I hesitate, collapsing my hand around the phone, and contemplate this whole thing quietly one last time, making sure I want to open the lid on this issue.
I hand Izabel the phone.
Reluctantly, she takes it from my hand and peers down at the screen. After watching a moment, and looking back and forth between me and the feed, she asks, “Who is she?” and then she looks at the screen again.
“Her name is Cassia.”
Another long pause.
Izabel looks up from the phone and at me for a longer time.
“OK,” she says simply, waiting for me to explain.
“That’s a live video feed,” I say. “From my basement.”
Her eyebrows crease with confusion.
“You have a girl in your basement? I don’t understand.”
I sigh heavily, having a difficult time trying to figure out how to tell her. What do I start with? What do I leave out? I have to be careful because Izabel is smart and will pick up on gaps in my story easily.

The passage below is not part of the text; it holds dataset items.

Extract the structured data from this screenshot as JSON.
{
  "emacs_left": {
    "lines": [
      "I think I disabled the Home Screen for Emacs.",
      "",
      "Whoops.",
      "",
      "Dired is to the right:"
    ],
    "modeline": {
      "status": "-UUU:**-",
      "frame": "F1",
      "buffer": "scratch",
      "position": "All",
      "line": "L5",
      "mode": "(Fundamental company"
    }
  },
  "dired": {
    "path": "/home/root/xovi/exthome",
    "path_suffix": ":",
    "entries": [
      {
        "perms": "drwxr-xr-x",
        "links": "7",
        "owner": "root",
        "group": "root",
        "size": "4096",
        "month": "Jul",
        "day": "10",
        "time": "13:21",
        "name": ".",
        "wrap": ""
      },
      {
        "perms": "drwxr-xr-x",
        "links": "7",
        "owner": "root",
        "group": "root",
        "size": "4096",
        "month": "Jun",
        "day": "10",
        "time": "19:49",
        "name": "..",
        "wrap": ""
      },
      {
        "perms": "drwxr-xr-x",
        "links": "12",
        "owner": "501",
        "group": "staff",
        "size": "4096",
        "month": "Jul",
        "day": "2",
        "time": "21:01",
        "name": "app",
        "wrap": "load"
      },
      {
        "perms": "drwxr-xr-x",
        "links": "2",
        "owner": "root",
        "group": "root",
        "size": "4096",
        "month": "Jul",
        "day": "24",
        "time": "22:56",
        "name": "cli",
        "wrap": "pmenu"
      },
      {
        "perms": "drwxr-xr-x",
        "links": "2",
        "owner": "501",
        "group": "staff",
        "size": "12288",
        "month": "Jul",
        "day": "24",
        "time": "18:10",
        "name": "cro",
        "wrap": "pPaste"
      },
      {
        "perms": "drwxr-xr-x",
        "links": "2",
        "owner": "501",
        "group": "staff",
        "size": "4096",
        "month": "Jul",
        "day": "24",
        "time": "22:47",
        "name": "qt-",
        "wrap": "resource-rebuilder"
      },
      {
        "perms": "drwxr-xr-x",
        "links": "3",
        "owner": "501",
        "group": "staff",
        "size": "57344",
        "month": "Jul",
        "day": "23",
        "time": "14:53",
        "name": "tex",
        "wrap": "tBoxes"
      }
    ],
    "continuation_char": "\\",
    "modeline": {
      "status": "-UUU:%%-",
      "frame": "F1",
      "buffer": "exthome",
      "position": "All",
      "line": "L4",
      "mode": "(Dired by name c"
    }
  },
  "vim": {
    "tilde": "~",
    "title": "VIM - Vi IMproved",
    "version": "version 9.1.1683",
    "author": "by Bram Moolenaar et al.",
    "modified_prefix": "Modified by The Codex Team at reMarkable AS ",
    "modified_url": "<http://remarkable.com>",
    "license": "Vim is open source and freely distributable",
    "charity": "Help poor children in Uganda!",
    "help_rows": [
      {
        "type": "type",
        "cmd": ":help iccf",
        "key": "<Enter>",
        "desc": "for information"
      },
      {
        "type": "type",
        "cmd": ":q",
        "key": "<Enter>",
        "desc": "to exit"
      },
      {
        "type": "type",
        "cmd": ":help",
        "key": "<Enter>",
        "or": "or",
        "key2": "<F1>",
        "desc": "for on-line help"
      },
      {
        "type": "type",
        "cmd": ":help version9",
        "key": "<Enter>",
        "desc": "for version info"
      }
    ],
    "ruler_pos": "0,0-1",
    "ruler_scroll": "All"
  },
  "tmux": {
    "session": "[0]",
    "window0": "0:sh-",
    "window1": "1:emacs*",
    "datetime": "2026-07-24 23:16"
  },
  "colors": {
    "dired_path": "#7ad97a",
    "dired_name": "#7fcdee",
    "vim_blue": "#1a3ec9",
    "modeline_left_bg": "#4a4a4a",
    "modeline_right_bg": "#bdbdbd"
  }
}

“I’ve been using her to help me find Seraphina.”
“Using her how?” Already Izabel looks disapproving. “What does she have to do with Seraphina? How long have you had her down there? Wait—.” She stops abruptly and looks at the screen one more time. When she raises her eyes to me again, full of suspicion and criticism, she says, “Is that a chain around her ankle?”
“Yes,” I admit.
Izabel tries to shake off her initial feelings of disapproval to give me the benefit of the doubt. “OK, so you’re interrogating her. She’s involved with Seraphina’s life of betrayal and murder and God knows what else. I get that.” She sets the phone down in the console.